The seven-day reference rate will stay at 1.5 percent, matching the predictions of all but one of the 35 economists surveyed by Bloomberg. One analyst forecast a 25 basis point-cut.
The National Bank of Poland, which last lowered borrowing costs a year ago, is diverging further from its counterparts in the euro region after a decision by the ECB on Thursday to deliver rate cuts, more bond purchases and a potential subsidy to lenders in a renewed attack against the threat of deflation. Complicating the transition for the new members of the central bank in Poland are updated projections for the economy, which probably showed a subdued inflation path even after price declines already entered a 20th month.
"It definitely wasn't a good meeting to make any decision to cut," Tomasz Kaczor, Warsaw-based chief economist at Bank Gospodarstwa Krajowego, said by phone. "The newcomers had to somehow settle into their new office, while the period of increased volatility across the markets calls for caution. Even the ECB decision from yesterday clearly requires a longer time before its impact can be properly digested." The zloty reversed its gains on Thursday after surging to a two-month high following the ECB's announcement. The Polish currency traded 0.8 percent stronger at 4.3052 versus the euro as of 12:10 p.m. in Warsaw. Six-month forward-rate agreements were 25 basis points below the Warsaw Interbank Offered Rate, indicating traders are expecting a quarter-point cut.
Under Governor Marek Belka, whose term ends in June, the central bank reduced its benchmark by 325 basis points over almost three years, marking the longest monetary easing cycle in Poland's modern history. That's helped the European Union's largest eastern economy to boost growth from 1.6 percent in 2012 to 3.6 percent last year.
"We're already seeing the negative impact of low interest rates on banking profits and any reduction of the interest rate would only worsen that effect, so a cut in the current environment wouldn't translate into any positive economic processes," Jaroslaw Janecki, chief economist at Societe Generale SA in Warsaw, said by phone. "Internal and external factors are piling up to remain cautious and to refrain from any action on rates."
Before Friday's meeting, almost all policy makers including Belka have spoken out against cutting rate cuts, pointing to the limited impact of further monetary easing on investor demand for borrowing. The economy is also set to get a boost from plans by Poland's four-month old government to deploy a new program of child benefits at an annual cost of 22 bil- lion zloty ($5.7 billion), or about 1.1 percent of gross domestic product.

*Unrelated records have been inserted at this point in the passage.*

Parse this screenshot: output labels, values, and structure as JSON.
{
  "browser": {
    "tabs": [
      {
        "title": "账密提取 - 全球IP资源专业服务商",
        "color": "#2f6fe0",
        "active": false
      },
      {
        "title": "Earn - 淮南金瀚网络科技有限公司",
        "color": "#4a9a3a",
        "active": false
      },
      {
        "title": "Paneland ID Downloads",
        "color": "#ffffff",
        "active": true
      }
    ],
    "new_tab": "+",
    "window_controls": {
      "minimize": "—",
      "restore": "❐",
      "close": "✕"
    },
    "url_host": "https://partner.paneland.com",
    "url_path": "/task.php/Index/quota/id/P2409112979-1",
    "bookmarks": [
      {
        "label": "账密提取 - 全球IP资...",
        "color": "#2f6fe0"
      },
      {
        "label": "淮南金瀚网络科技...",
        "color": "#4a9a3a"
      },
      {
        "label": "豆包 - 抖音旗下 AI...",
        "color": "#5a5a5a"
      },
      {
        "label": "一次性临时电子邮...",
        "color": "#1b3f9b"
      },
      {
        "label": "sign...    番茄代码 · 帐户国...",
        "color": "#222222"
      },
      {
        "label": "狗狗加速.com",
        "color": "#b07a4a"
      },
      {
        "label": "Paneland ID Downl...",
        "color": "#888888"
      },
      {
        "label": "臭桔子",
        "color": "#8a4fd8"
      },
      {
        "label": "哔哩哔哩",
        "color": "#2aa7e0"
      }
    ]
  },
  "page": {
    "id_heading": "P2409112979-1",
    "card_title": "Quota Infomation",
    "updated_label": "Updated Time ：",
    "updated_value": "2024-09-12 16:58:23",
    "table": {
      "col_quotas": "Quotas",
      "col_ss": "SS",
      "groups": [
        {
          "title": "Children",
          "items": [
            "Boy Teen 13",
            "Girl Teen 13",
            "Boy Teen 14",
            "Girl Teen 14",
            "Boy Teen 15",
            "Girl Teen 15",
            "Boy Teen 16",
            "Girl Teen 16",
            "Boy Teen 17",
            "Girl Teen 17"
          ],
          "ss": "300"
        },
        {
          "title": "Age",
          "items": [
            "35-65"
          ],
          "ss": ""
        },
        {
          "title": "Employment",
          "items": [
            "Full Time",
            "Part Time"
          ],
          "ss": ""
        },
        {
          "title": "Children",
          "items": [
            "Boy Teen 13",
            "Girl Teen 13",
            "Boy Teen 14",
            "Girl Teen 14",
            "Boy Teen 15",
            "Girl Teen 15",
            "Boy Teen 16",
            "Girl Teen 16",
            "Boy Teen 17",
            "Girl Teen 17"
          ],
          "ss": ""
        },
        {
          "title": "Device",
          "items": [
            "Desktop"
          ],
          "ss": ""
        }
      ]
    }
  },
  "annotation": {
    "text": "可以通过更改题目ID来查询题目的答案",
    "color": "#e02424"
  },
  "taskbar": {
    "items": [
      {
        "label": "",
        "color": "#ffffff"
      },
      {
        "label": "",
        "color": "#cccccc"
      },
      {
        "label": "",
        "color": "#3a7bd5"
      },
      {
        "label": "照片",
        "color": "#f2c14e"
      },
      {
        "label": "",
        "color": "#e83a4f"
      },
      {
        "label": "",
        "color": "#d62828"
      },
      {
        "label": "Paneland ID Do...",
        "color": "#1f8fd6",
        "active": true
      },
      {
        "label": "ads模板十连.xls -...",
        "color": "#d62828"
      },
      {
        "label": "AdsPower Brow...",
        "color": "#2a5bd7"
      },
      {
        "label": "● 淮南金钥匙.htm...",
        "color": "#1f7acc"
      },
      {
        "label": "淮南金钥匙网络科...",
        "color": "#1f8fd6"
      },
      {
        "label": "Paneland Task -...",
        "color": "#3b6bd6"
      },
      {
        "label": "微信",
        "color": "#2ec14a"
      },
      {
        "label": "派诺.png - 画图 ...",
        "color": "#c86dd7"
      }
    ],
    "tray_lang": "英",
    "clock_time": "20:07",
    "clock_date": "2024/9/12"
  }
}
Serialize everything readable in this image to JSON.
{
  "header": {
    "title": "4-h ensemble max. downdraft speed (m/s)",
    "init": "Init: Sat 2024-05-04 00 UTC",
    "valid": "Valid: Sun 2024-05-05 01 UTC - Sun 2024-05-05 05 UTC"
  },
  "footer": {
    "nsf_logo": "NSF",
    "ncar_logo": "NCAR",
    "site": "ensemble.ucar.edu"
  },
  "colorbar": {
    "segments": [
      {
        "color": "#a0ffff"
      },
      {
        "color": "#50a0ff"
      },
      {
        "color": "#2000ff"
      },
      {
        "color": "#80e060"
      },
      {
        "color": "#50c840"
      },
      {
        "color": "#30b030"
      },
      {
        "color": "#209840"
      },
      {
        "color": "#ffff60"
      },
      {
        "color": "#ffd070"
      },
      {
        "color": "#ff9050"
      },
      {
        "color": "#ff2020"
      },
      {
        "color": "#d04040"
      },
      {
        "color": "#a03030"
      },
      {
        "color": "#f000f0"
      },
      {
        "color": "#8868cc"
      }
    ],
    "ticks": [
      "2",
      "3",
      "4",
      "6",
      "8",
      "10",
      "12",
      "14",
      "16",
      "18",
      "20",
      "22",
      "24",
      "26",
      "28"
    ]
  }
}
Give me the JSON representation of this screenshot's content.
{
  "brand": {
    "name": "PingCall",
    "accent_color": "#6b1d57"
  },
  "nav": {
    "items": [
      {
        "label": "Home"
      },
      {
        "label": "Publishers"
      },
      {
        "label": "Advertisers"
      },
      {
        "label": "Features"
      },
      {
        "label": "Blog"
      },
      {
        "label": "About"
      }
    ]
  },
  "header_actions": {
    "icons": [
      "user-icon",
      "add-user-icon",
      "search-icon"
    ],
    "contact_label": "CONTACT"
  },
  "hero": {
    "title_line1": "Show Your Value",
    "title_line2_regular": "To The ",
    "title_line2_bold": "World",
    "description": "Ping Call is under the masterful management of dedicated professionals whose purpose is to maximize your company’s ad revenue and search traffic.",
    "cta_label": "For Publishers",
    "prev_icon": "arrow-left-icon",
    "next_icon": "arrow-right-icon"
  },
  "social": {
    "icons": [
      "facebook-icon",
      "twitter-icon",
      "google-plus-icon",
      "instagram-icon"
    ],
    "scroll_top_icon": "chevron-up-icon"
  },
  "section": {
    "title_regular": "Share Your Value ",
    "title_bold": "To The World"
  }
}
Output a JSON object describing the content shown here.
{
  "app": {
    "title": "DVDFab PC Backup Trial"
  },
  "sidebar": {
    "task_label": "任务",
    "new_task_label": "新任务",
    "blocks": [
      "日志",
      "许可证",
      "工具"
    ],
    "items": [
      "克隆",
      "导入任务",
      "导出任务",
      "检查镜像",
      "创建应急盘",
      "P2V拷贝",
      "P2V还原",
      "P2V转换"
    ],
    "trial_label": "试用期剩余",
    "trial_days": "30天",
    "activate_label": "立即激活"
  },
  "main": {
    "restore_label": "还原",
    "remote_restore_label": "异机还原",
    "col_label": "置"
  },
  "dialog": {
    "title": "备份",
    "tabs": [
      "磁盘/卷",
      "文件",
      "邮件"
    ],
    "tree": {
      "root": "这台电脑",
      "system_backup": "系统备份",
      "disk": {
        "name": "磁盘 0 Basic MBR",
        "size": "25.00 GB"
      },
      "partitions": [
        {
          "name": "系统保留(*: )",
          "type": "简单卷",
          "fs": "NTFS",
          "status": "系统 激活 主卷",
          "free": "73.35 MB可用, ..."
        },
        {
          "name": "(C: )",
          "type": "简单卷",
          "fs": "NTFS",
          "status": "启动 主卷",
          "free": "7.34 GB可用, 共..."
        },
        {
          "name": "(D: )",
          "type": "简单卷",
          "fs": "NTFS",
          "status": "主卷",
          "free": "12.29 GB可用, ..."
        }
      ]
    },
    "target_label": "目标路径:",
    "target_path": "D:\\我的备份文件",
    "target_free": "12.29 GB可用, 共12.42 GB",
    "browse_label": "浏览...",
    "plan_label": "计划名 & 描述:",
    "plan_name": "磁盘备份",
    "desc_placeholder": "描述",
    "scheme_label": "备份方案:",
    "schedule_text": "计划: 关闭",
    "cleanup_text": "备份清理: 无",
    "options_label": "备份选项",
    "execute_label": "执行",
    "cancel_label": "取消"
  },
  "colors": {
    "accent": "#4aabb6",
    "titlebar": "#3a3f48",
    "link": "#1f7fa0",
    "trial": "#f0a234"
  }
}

Inflation is now forecast to reach 1.5 percent, or the lower end of the central bank's target range of 1.5-3.5 percent, at the end of next year, according to the central bank's last projection. The bank will publish its new forecasts on March 15. "Whatever the reason behind the deflation, it is hard to ignore the persistently low CPI and the Polish central bank may be under pressure to act, or at least to send a signal that it is ready to fulfill its mandate," said Piotr Kalisz, chief economist at Citigroup Inc.'s Polish unit.